Wednesday, January 9, 2013

Basic Q & A on MT Adoption Law Reform



Basic Q & A on MT Adoption Law Reform

What is the problem you want to solve? Is it caused by existing law(s)?
Problem: Current state law causes unnecessary hardship on adult adoptees seeking personal information.

Who is affected by the problem?
Adoptees born on or after July 1, 1967.

What result(s) do you want to achieve with your bill?
I want adults adopted as children treated the same as adults who were not adopted as children.

What is your proposed solution to the problem?
Eliminate the court order from the required criteria needed to obtain a certified copy of a registrant's original birth certificate for registrants adopted 7/1/67 - 9/30/97. Also, eliminate the disclosure veto birth parents can sign starting 10/1/97.*

What action should the government take to solve the problem?
Pass this proposed bill which eliminates the court order requirement for people wanting a copy of their own original birth certificate, adopted, and born 7/1/67 – 9/30/97. Eliminate the disclosure veto birth mothers can sign with an end date. Honor the disclosure vetoes currently in place, but do not allow new ones to go into effect.
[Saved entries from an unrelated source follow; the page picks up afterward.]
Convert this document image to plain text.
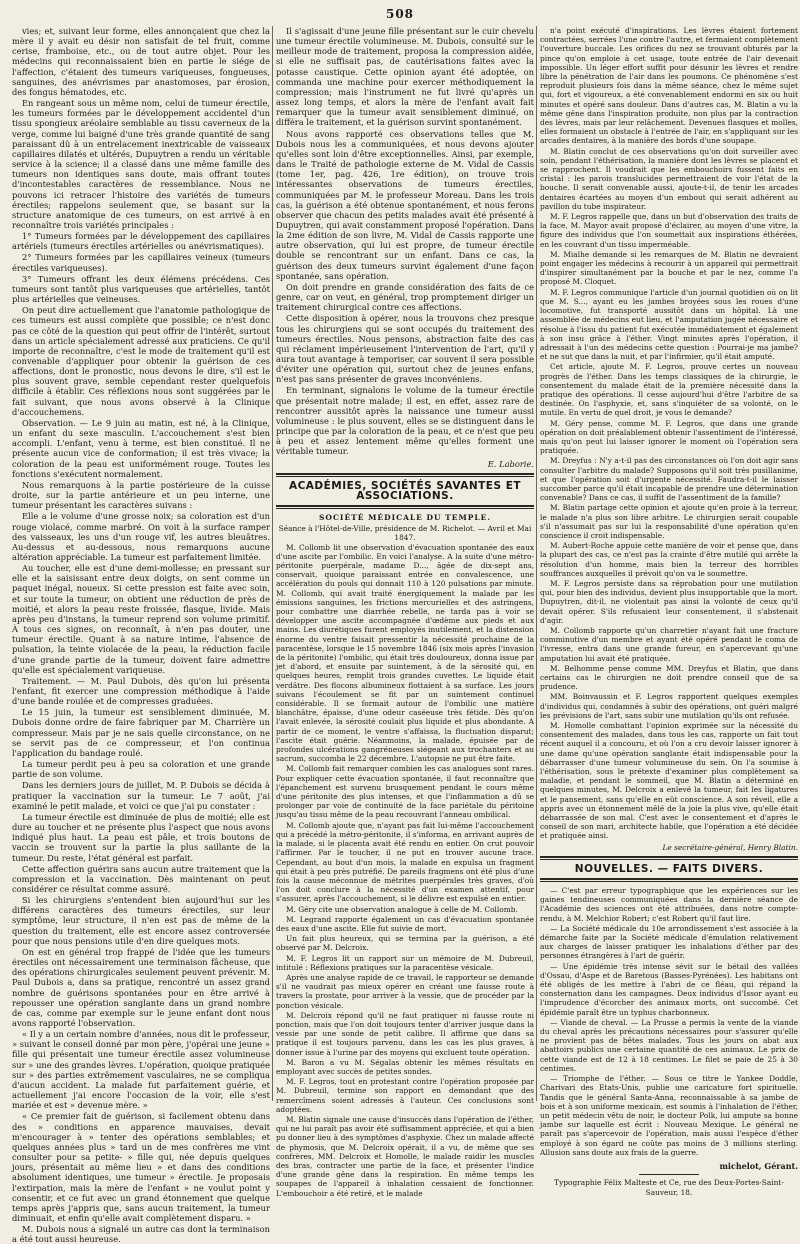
508

vies; et, suivant leur forme, elles annonçaient que chez la mère il y avait eu désir non satisfait de tel fruit, comme cerise, framboise, etc., ou de tout autre objet. Pour les médecins qui reconnaissaient bien en partie le siége de l'affection, c'étaient des tumeurs variqueuses, fongueuses, sanguines, des anévrismes par anastomoses, par érosion, des fongus hématodes, etc.

En rangeant sous un même nom, celui de tumeur érectile, les tumeurs formées par le développement accidentel d'un tissu spongieux aréolaire semblable au tissu caverneux de la verge, comme lui baigné d'une très grande quantité de sang paraissant dû à un entrelacement inextricable de vaisseaux capillaires dilatés et ultérés, Dupuytren a rendu un véritable service à la science; il a classé dans une même famille des tumeurs non identiques sans doute, mais offrant toutes d'incontestables caractères de ressemblance. Nous ne pouvons ici retracer l'histoire des variétés de tumeurs érectiles; rappelons seulement que, se basant sur la structure anatomique de ces tumeurs, on est arrivé à en reconnaître trois variétés principales :

1° Tumeurs formées par le développement des capillaires artériels (tumeurs érectiles artérielles ou anévrismatiques).

2° Tumeurs formées par les capillaires veineux (tumeurs érectiles variqueuses).

3° Tumeurs offrant les deux élémens précédens. Ces tumeurs sont tantôt plus variqueuses que artérielles, tantôt plus artérielles que veineuses.

On peut dire actuellement que l'anatomie pathologique de ces tumeurs est aussi complète que possible; ce n'est donc pas ce côté de la question qui peut offrir de l'intérêt, surtout dans un article spécialement adressé aux praticiens. Ce qu'il importe de reconnaître, c'est le mode de traitement qu'il est convenable d'appliquer pour obtenir la guérison de ces affections, dont le pronostic, nous devons le dire, s'il est le plus souvent grave, semble cependant rester quelquefois difficile à établir. Ces réflexions nous sont suggérées par le fait suivant, que nous avons observé à la Clinique d'accouchemens.

Observation. — Le 9 juin au matin, est né, à la Clinique, un enfant du sexe masculin. L'accouchement s'est bien accompli. L'enfant, venu à terme, est bien constitué. Il ne présente aucun vice de conformation; il est très vivace; la coloration de la peau est uniformément rouge. Toutes les fonctions s'exécutent normalement.

Nous remarquons à la partie postérieure de la cuisse droite, sur la partie antérieure et un peu interne, une tumeur présentant les caractères suivans :

Elle a le volume d'une grosse noix; sa coloration est d'un rouge violacé, comme marbré. On voit à la surface ramper des vaisseaux, les uns d'un rouge vif, les autres bleuâtres. Au-dessus et au-dessous, nous remarquons aucune altération appréciable. La tumeur est parfaitement limitée.

Au toucher, elle est d'une demi-mollesse; en pressant sur elle et la saisissant entre deux doigts, on sent comme un paquet inégal, noueux. Si cette pression est faite avec soin, et sur toute la tumeur, on obtient une réduction de près de moitié, et alors la peau reste froissée, flasque, livide. Mais après peu d'instans, la tumeur reprend son volume primitif. À tous ces signes, on reconnaît, à n'en pas douter, une tumeur érectile. Quant à sa nature intime, l'absence de pulsation, la teinte violacée de la peau, la réduction facile d'une grande partie de la tumeur, doivent faire admettre qu'elle est spécialement variqueuse.

Traitement. — M. Paul Dubois, dès qu'on lui présenta l'enfant, fit exercer une compression méthodique à l'aide d'une bande roulée et de compresses graduées.

Le 15 juin, la tumeur est sensiblement diminuée, M. Dubois donne ordre de faire fabriquer par M. Charrière un compresseur. Mais par je ne sais quelle circonstance, on ne se servit pas de ce compresseur, et l'on continua l'application du bandage roulé.

La tumeur perdit peu à peu sa coloration et une grande partie de son volume.

Dans les derniers jours de juillet, M. P. Dubois se décida à pratiquer la vaccination sur la tumeur. Le 7 août, j'ai examiné le petit malade, et voici ce que j'ai pu constater :

La tumeur érectile est diminuée de plus de moitié; elle est dure au toucher et ne présente plus l'aspect que nous avons indiqué plus haut. La peau est pâle, et trois boutons de vaccin se trouvent sur la partie la plus saillante de la tumeur. Du reste, l'état général est parfait.

Cette affection guérira sans aucun autre traitement que la compression et la vaccination. Dès maintenant on peut considérer ce résultat comme assuré.

Si les chirurgiens s'entendent bien aujourd'hui sur les différens caractères des tumeurs érectiles, sur leur symptôme, leur structure, il n'en est pas de même de la question du traitement, elle est encore assez controversée pour que nous pensions utile d'en dire quelques mots.

On est en général trop frappé de l'idée que les tumeurs érectiles ont nécessairement une terminaison fâcheuse, que des opérations chirurgicales seulement peuvent prévenir. M. Paul Dubois a, dans sa pratique, rencontré un assez grand nombre de guérisons spontanées pour en être arrivé à repousser une opération sanglante dans un grand nombre de cas, comme par exemple sur le jeune enfant dont nous avons rapporté l'observation.

« Il y a un certain nombre d'années, nous dit le professeur, » suivant le conseil donné par mon père, j'opérai une jeune » fille qui présentait une tumeur érectile assez volumineuse sur » une des grandes lèvres. L'opération, quoique pratiquée sur » des parties extrêmement vasculaires, ne se compliqua d'aucun accident. La malade fut parfaitement guérie, et actuellement j'ai encore l'occasion de la voir, elle s'est mariée et est » devenue mère. »

« Ce premier fait de guérison, si facilement obtenu dans des » conditions en apparence mauvaises, devait m'encourager à » tenter des opérations semblables; et quelques années plus » tard un de mes confrères me vint consulter pour sa petite- » fille qui, née depuis quelques jours, présentait au même lieu » et dans des conditions absolument identiques, une tumeur » érectile. Je proposais l'extirpation, mais la mère de l'enfant » ne voulut point y consentir, et ce fut avec un grand étonnement que quelque temps après j'appris que, sans aucun traitement, la tumeur diminuait, et enfin qu'elle avait complètement disparu. »

M. Dubois nous a signalé un autre cas dont la terminaison a été tout aussi heureuse.

Il s'agissait d'une jeune fille présentant sur le cuir chevelu une tumeur érectile volumineuse. M. Dubois, consulté sur le meilleur mode de traitement, proposa la compression aidée, si elle ne suffisait pas, de cautérisations faites avec la potasse caustique. Cette opinion ayant été adoptée, on commanda une machine pour exercer méthodiquement la compression; mais l'instrument ne fut livré qu'après un assez long temps, et alors la mère de l'enfant avait fait remarquer que la tumeur avait sensiblement diminué, on différa le traitement, et la guérison survint spontanément.

Nous avons rapporté ces observations telles que M. Dubois nous les a communiquées, et nous devons ajouter qu'elles sont loin d'être exceptionnelles. Ainsi, par exemple, dans le Traité de pathologie externe de M. Vidal de Cassis (tome 1er, pag. 426, 1re édition), on trouve trois intéressantes observations de tumeurs érectiles, communiquées par M. le professeur Moreau. Dans les trois cas, la guérison a été obtenue spontanément, et nous ferons observer que chacun des petits malades avait été présenté à Dupuytren, qui avait constamment proposé l'opération. Dans la 2me édition de son livre, M. Vidal de Cassis rapporte une autre observation, qui lui est propre, de tumeur érectile double se rencontrant sur un enfant. Dans ce cas, la guérison des deux tumeurs survint également d'une façon spontanée, sans opération.

On doit prendre en grande considération des faits de ce genre, car on veut, en général, trop promptement diriger un traitement chirurgical contre ces affections.

Cette disposition à opérer, nous la trouvons chez presque tous les chirurgiens qui se sont occupés du traitement des tumeurs érectiles. Nous pensons, abstraction faite des cas qui réclament impérieusement l'intervention de l'art, qu'il y aura tout avantage à temporiser, car souvent il sera possible d'éviter une opération qui, surtout chez de jeunes enfans, n'est pas sans présenter de graves inconvéniens.

En terminant, signalons le volume de la tumeur érectile que présentait notre malade; il est, en effet, assez rare de rencontrer aussitôt après la naissance une tumeur aussi volumineuse : le plus souvent, elles se se distinguent dans le principe que par la coloration de la peau, et ce n'est que peu à peu et assez lentement même qu'elles forment une véritable tumeur.

E. Laborie.
ACADÉMIES, SOCIÉTÉS SAVANTES ET ASSOCIATIONS.
SOCIÉTÉ MÉDICALE DU TEMPLE.
Séance à l'Hôtel-de-Ville, présidence de M. Richelot. — Avril et Mai 1847.

M. Collomb lit une observation d'évacuation spontanée des eaux d'une ascite par l'ombilic. En voici l'analyse. A la suite d'une métro-péritonite puerpérale, madame D..., âgée de dix-sept ans, conservait, quoique paraissant entrée en convalescence, une accélération du pouls qui donnait 110 à 120 pulsations par minute. M. Collomb, qui avait traité énergiquement la malade par les émissions sanguines, les frictions mercurielles et des astringens, pour combattre une diarrhée rebelle, ne tarda pas à voir se développer une ascite accompagnée d'œdème aux pieds et aux mains. Les diurétiques furent employés inutilement, et la distension énorme du ventre faisait pressentir la nécessité prochaine de la paracentèse, lorsque le 15 novembre 1846 (six mois après l'invasion de la péritonite) l'ombilic, qui était très douloureux, donna issue par jet d'abord, et ensuite par suintement, à de la sérosité qui, en quelques heures, remplit trois grandes cuvettes. Le liquide était verdâtre. Des flocons albumineux flottaient à sa surface. Les jours suivans l'écoulement se fit par un suintement continuel considérable. Il se formait autour de l'ombilic une matière blanchâtre, épaisse, d'une odeur caséeuse très fétide. Dès qu'on l'avait enlevée, la sérosité coulait plus liquide et plus abondante. A partir de ce moment, le ventre s'affaissa, la fluctuation disparut; l'ascite était guérie. Néanmoins, la malade, épuisée par de profondes ulcérations gangréneuses siégeant aux trochanters et au sacrum, succomba le 22 décembre. L'autopsie ne put être faite.

M. Collomb fait remarquer combien les cas analogues sont rares. Pour expliquer cette évacuation spontanée, il faut reconnaître que l'épanchement est survenu brusquement pendant le cours même d'une péritonite des plus intenses, et que l'inflammation a dû se prolonger par voie de continuité de la face pariétale du péritoine jusqu'au tissu même de la peau recouvrant l'anneau ombilical.

M. Collomb ajoute que, n'ayant pas fait lui-même l'accouchement qui a précédé la métro-péritonite, il s'informa, en arrivant auprès de la malade, si le placenta avait été rendu en entier. On crut pouvoir l'affirmer. Par le toucher, il ne put en trouver aucune trace. Cependant, au bout d'un mois, la malade en expulsa un fragment qui était à peu près putréfié. De pareils fragmens ont été plus d'une fois la cause méconnue de métrites puerpérales très graves, d'où l'on doit conclure à la nécessité d'un examen attentif, pour s'assurer, après l'accouchement, si le délivre est expulsé en entier.

M. Géry cite une observation analogue à celle de M. Collomb.

M. Legrand rapporte également un cas d'évacuation spontanée des eaux d'une ascite. Elle fut suivie de mort.

Un fait plus heureux, qui se termina par la guérison, a été observé par M. Delcroix.

M. F. Legros lit un rapport sur un mémoire de M. Dubreuil, intitulé : Réflexions pratiques sur la paracentèse vésicale.

Après une analyse rapide de ce travail, le rapporteur se demande s'il ne vaudrait pas mieux opérer en créant une fausse route à travers la prostate, pour arriver à la vessie, que de procéder par la ponction vésicale.

M. Delcroix répond qu'il ne faut pratiquer ni fausse route ni ponction, mais que l'on doit toujours tenter d'arriver jusque dans la vessie par une sonde de petit calibre. Il affirme que dans sa pratique il est toujours parvenu, dans les cas les plus graves, à donner issue à l'urine par des moyens qui excluent toute opération.

M. Baron a vu M. Ségalas obtenir les mêmes résultats en employant avec succès de petites sondes.

M. F. Legros, tout en protestant contre l'opération proposée par M. Dubreuil, termine son rapport en demandant que des remercîmens soient adressés à l'auteur. Ces conclusions sont adoptées.

M. Blatin signale une cause d'insuccès dans l'opération de l'éther, qui ne lui paraît pas avoir été suffisamment appréciée, et qui a bien pu donner lieu à des symptômes d'asphyxie. Chez un malade affecté de phymosis, que M. Delcroix opérait, il a vu, de même que ses confrères, MM. Delcroix et Homolle, le malade raidir les muscles des bras, contracter une partie de la face, et présenter l'indice d'une grande gêne dans la respiration. En même temps les soupapes de l'appareil à inhalation cessaient de fonctionner. L'embouchoir a été retiré, et le malade

n'a point exécuté d'inspirations. Les lèvres étaient fortement contractées, serrées l'une contre l'autre, et fermaient complètement l'ouverture buccale. Les orifices du nez se trouvant obturés par la pince qu'on emploie à cet usage, toute entrée de l'air devenait impossible. Un léger effort suffit pour désunir les lèvres et rendre libre la pénétration de l'air dans les poumons. Ce phénomène s'est reproduit plusieurs fois dans la même séance, chez le même sujet qui, fort et vigoureux, a été convenablement endormi en six ou huit minutes et opéré sans douleur. Dans d'autres cas, M. Blatin a vu la même gêne dans l'inspiration produite, non plus par la contraction des lèvres, mais par leur relâchement. Devenues flasques et molles, elles formaient un obstacle à l'entrée de l'air, en s'appliquant sur les arcades dentaires, à la manière des bords d'une soupape.

M. Blatin conclut de ces observations qu'on doit surveiller avec soin, pendant l'éthérisation, la manière dont les lèvres se placent et se rapprochent. Il voudrait que les embouchoirs fussent faits en cristal : les parois translucides permettraient de voir l'état de la bouche. Il serait convenable aussi, ajoute-t-il, de tenir les arcades dentaires écartées au moyen d'un embout qui serait adhérent au pavillon du tube inspirateur.

M. F. Legros rappelle que, dans un but d'observation des traits de la face, M. Mayor avait proposé d'éclairer, au moyen d'une vitre, la figure des individus que l'on soumettait aux inspirations éthérées, en les couvrant d'un tissu imperméable.

M. Mialhe demande si les remarques de M. Blatin ne devraient point engager les médecins à recourir à un appareil qui permettrait d'inspirer simultanément par la bouche et par le nez, comme l'a proposé M. Cloquet.

M. F. Legros communique l'article d'un journal quotidien où on lit que M. S..., ayant eu les jambes broyées sous les roues d'une locomotive, fut transporté aussitôt dans un hôpital. Là une assemblée de médecins eut lieu, et l'amputation jugée nécessaire et résolue à l'issu du patient fut exécutée immédiatement et également à son insu grâce à l'éther. Vingt minutes après l'opération, il adressait à l'un des médecins cette question : Pourrai-je ma jambe? et ne sut que dans la nuit, et par l'infirmier, qu'il était amputé.

Cet article, ajoute M. F. Legros, prouve certes un nouveau progrès de l'éther. Dans les temps classiques de la chirurgie, le consentement du malade était de la première nécessité dans la pratique des opérations. Il cesse aujourd'hui d'être l'arbitre de sa destinée. On l'asphyxie, et, sans s'inquiéter de sa volonté, on le mutile. En vertu de quel droit, je vous le demande?

M. Géry pense, comme M. F. Legros, que dans une grande opération on doit préalablement obtenir l'assentiment de l'intéressé, mais qu'on peut lui laisser ignorer le moment où l'opération sera pratiquée.

M. Dreyfus : N'y a-t-il pas des circonstances où l'on doit agir sans consulter l'arbitre du malade? Supposons qu'il soit très pusillanime, et que l'opération soit d'urgente nécessité. Faudra-t-il le laisser succomber parce qu'il était incapable de prendre une détermination convenable? Dans ce cas, il suffit de l'assentiment de la famille?

M. Blatin partage cette opinion et ajoute qu'en proie à la terreur, le malade n'a plus son libre arbitre. Le chirurgien serait coupable s'il n'assumait pas sur lui la responsabilité d'une opération qu'en conscience il croit indispensable.

M. Aubert-Roche appuie cette manière de voir et pense que, dans la plupart des cas, ce n'est pas la crainte d'être mutilé qui arrête la résolution d'un homme, mais bien la terreur des horribles souffrances auxquelles il prévoit qu'on va le soumettre.

M. F. Legros persiste dans sa réprobation pour une mutilation qui, pour bien des individus, devient plus insupportable que la mort. Dupuytren, dit-il, ne violentait pas ainsi la volonté de ceux qu'il devait opérer. S'ils refusaient leur consentement, il s'abstenait d'agir.

M. Collomb rapporte qu'un charretier n'ayant fait une fracture comminutive d'un membre et ayant été opéré pendant le coma de l'ivresse, entra dans une grande fureur, en s'apercevant qu'une amputation lui avait été pratiquée.

M. Belhomme pense comme MM. Dreyfus et Blatin, que dans certains cas le chirurgien ne doit prendre conseil que de sa prudence.

MM. Boinvaussin et F. Legros rapportent quelques exemples d'individus qui, condamnés à subir des opérations, ont guéri malgré les prévisions de l'art, sans subir une mutilation qu'ils ont refusée.

M. Homolle combattant l'opinion exprimée sur la nécessité du consentement des malades, dans tous les cas, rapporte un fait tout récent auquel il a concouru, et où l'on a cru devoir laisser ignorer à une dame qu'une opération sanglante était indispensable pour la débarrasser d'une tumeur volumineuse du sein. On l'a soumise à l'éthérisation, sous le prétexte d'examiner plus complètement sa maladie, et pendant le sommeil, que M. Blatin a déterminé en quelques minutes, M. Delcroix a enlevé la tumeur, fait les ligatures et le pansement, sans qu'elle en eût conscience. A son réveil, elle a appris avec un étonnement mêlé de la joie la plus vive, qu'elle était débarrassée de son mal. C'est avec le consentement et d'après le conseil de son mari, architecte habile, que l'opération a été décidée et pratiquée ainsi.

Le secrétaire-général, Henry Blatin.
NOUVELLES. — FAITS DIVERS.

— C'est par erreur typographique que les expériences sur les gaines tendineuses communiquées dans la dernière séance de l'Académie des sciences ont été attribuées, dans notre compte-rendu, à M. Melchior Robert; c'est Robert qu'il faut lire.

— La Société médicale du 10e arrondissement s'est associée à la démarche faite par la Société médicale d'émulation relativement aux charges de laisser pratiquer les inhalations d'éther par des personnes étrangères à l'art de guérir.

— Une épidémie très intense sévit sur le bétail des vallées d'Ossau, d'Aspe et de Baretous (Basses-Pyrénées). Les habitans ont été obligés de les mettre à l'abri de ce fléau, qui répand la consternation dans les campagnes. Deux individus d'Issor ayant eu l'imprudence d'écorcher des animaux morts, ont succombé. Cet épidémie paraît être un typhus charbonneux.

— Viande de cheval. — La Prusse a permis la vente de la viande du cheval après les précautions nécessaires pour s'assurer qu'elle ne provient pas de bêtes malades. Tous les jours on abat aux abattoirs publics une certaine quantité de ces animaux. Le prix de cette viande est de 12 à 18 centimes. Le filet se paie de 25 à 30 centimes.

— Triomphe de l'éther. — Sous ce titre le Yankee Doddle, Charivari des Etats-Unis, publie une caricature fort spirituelle. Tandis que le général Santa-Anna, reconnaissable à sa jambe de bois et à son uniforme mexicain, est soumis à l'inhalation de l'éther, un petit médecin vêtu de noir, le docteur Polk, lui ampute sa bonne jambe sur laquelle est écrit : Nouveau Mexique. Le général ne paraît pas s'apercevoir de l'opération, mais aussi l'espèce d'éther employé à son égard ne coûte pas moins de 3 millions sterling. Allusion sans doute aux frais de la guerre.

michelot, Gérant.
Typographie Félix Malteste et Ce, rue des Deux-Portes-Saint-Sauveur, 18.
Is it possible to achieve your proposed solution by changing existing statutes? Which ones?
See below.

Is there a document or “draft bill” prepared by a citizen, agency, lobbyist, or other entity that could serve as a model or provide guidance for drafting your bill?
See below.

Is there legislation from another state that could serve as a model?
Yes. To name a few: OR, NH, RI, ME, and IL.

Will it cost money to implement your proposal? Where should the money come from?
New statutes will streamline procedures saving money and actually increase revenues in the vital statistics office. Additional requests for birth certificates will not exceed reasonable and current work loads.



*A disclosure veto is essentially a form that seals a birth certificate and causes the adult adoptee to get a court order before they can access to their birth own certificate. Generally these are signed at the time of birth. Obviously, birth parents can die, change their minds over time, don't always understand the paperwork they sign at the time of birth, and while they deserve the right to say 'I want to be left alone,' they don't have the right to deny another person access to essential information about themselves. The disclosure veto should be a contact preference if people feel this is important. Generally, the state can allow adults to be mature enough to speak for themselves and not hide behind a document potentially 20 years old. Privacy of a birth parent, disclosure veto, and the contact preference is from the era of shame when adoption laws were based on the concept of protecting children from the stigma of being a bastard child. In states that have opened access to birth certificates and kept statistics on contact preference and disclosure vetoes, we see less than .4 of one percent of birth parents seeking privacy. Let adults be adults and manage their own private interests.